Wait, What’s Harissa?
Remember how I said that I season these lamb burgers with North African flavors, like cumin and coriander? Well, I like to double down on the North African influence by skipping the ketchup and slathering my lamb burgers with a piquant, creamy harissa mayonnaise.
What’s harissa, you ask? Harissa is a spicy (but not too spicy), fruity chile paste popular in North Africa and the Middle East. It is usually made with sweet and hot peppers, garlic, olive oil, and those same warm, earthy spices I mentioned earlier. (There’s a lot of cumin in North African cuisine.)
You can find harissa at grocery stores with a large selection of international products or online here. Once you try it, you may find yourself adding harissa to lots of different dishes. (Swirl some into hummus, for example. Or spoon it on your eggs instead of your usually hot sauce.)
Here, the harissa adds just a hint of heat and a subtle smokiness to the creamy tang of mayonnaise. It’s the perfect complement to the richness of the lamb burgers and ties together those North African flavors. Harissa mayo also makes a great dipping sauce for Air Fryer Sweet Potato Fries, which happens to be a great side dish for these lamb burgers.
So the next time you are craving a burger, make it a lamb burger!Print
- 1 cup mayonnaise
- 2 – 3 Tbsp. harissa paste (to taste)
- 2 tsp. ground cumin, divided
- 1 tsp. apple cider vinegar or lemon juice
- 1/2 tsp. salt, divided
- 1/4 tsp. black pepper, divided
- 2 lbs. ground lamb
- 1/2 red onion, grated
- 3 cloves garlic, minced
- 1 tsp. ground coriander
- Hamburger buns for serving
- Optional burger toppings for serving: lettuce, tomato, red onion
- To make the harissa mayo, whisk together the mayonnaise, harissa, 1 teaspoon of the cumin, and vinegar or lemon juice in a medium bowl.

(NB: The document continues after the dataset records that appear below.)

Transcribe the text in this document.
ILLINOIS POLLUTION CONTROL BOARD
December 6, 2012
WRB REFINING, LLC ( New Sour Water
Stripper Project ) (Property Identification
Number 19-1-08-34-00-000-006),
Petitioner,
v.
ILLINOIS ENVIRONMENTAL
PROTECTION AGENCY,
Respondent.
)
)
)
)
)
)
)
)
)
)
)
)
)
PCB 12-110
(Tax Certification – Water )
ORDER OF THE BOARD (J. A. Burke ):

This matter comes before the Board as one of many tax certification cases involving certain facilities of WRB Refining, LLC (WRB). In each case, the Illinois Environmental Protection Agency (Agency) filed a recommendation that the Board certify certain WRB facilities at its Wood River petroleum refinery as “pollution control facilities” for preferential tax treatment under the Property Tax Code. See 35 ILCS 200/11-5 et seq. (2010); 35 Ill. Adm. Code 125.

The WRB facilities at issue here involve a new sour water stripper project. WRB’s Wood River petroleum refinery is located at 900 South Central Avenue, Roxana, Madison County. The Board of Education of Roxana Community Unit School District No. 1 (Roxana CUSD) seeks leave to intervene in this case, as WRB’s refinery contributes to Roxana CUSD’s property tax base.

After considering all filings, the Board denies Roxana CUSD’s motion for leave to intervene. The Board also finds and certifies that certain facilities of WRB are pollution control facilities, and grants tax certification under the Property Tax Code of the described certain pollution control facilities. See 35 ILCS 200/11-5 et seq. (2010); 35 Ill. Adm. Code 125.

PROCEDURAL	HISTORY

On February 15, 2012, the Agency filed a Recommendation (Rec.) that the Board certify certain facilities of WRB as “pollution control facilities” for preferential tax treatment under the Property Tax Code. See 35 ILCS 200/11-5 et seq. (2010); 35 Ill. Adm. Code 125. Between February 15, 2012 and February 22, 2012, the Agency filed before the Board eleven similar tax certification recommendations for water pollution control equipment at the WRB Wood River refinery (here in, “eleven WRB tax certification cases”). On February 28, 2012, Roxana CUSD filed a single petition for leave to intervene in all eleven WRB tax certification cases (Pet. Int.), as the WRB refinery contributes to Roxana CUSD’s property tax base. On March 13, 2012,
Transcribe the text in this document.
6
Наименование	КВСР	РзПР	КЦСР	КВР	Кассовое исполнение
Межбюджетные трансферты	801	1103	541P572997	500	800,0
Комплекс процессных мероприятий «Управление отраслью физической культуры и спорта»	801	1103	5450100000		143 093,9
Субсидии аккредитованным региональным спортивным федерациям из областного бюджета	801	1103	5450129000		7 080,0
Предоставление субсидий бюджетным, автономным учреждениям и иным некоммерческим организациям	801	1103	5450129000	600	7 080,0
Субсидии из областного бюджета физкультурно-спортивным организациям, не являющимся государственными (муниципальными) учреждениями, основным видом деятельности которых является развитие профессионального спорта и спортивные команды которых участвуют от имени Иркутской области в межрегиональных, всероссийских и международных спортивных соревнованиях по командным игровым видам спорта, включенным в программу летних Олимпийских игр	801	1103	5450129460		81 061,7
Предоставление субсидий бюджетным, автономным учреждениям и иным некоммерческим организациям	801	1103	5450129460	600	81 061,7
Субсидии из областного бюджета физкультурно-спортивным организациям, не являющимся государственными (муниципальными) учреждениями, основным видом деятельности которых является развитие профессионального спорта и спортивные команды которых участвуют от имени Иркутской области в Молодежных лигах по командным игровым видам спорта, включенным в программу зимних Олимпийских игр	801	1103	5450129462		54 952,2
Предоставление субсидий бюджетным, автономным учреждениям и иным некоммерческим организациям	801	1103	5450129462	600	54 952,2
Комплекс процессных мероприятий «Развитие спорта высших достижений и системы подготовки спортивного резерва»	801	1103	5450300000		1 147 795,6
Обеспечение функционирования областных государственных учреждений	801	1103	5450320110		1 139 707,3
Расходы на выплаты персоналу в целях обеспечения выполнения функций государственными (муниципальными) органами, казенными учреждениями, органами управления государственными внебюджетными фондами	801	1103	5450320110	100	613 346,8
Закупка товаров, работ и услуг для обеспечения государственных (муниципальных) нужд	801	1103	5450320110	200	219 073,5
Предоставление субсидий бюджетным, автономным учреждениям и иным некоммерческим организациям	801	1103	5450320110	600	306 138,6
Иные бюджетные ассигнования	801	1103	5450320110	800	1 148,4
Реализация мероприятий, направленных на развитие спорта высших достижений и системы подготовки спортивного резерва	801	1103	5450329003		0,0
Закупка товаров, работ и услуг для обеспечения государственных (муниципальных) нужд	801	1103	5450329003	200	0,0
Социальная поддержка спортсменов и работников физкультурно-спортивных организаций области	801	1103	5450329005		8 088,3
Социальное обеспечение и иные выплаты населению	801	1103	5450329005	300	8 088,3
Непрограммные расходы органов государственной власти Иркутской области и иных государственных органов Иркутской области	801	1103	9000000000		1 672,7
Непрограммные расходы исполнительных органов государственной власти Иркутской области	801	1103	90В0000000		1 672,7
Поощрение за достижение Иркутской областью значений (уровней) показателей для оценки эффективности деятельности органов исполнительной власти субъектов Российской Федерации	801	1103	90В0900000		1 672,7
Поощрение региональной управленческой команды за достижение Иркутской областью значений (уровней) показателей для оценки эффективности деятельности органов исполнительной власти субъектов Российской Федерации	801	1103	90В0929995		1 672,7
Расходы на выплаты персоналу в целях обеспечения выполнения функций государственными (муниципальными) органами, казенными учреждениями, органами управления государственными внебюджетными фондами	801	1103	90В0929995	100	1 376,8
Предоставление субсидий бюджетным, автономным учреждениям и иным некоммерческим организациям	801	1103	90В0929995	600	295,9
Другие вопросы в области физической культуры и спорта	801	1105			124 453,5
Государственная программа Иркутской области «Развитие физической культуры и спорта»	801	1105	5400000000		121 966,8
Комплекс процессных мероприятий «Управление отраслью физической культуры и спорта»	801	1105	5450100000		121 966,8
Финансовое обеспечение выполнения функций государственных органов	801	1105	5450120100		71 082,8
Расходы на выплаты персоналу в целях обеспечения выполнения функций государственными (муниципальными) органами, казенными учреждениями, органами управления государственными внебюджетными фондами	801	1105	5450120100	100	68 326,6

Season with ½ teaspoon of the salt and ⅛ teaspoon of the pepper (or to taste). Set aside.*
- To form the lamb burgers, combine the ground lamb, onion, garlic, remaining 1 teaspoon of the cumin, and coriander in a large bowl and mix gently with your hands. Form the mixture into 6 equal balls, each weighing approximately 5-6 ounces.
- Flatten the balls into patties slightly larger than the bun you plan to serve with the burgers. (If not using a bun, flatten the balls into patties that are 1 to 1 and ½ inches thick.) Create a well or divot in the center of the burger with your fingers. This will ensure that the burgers remain flat and do not shrink or turn into round balls when cooked.**
- Heat a cast iron skillet over medium-high heat until very hot, 2 to 3 minutes. Season the lamb burgers on both sides with remaining half teaspoon of the salt and ⅛ teaspoon of the black pepper.
- Place 2, or at most, 3 patties in the skillet, being sure not to crowd them, and cook until the bottoms of the burgers are browned and release easily from the pan, 2 to 3 minutes.
- Flip the patties and cook on the other side until browned, 2 additional minutes. Flip the burgers again and continue to cook, flipping every few minutes, until the internal temperature reaches 160°F. on an instant read thermometer (like this one), 8 to 10 minutes total. Repeat with the remaining patties.
- To serve, place the patties on the bottom half of the burger buns. Top with your preferred burger toppings, such as lettuce, tomato, or onion. Spread the harissa mayo on the top half of the burger buns. Serve immediately.
*May be made up to several days in advance. Store the harissa mayo in an airtight container in the refrigerator until needed.
**May be done up to several hours in advance. Cover the patties and refrigerate them until needed.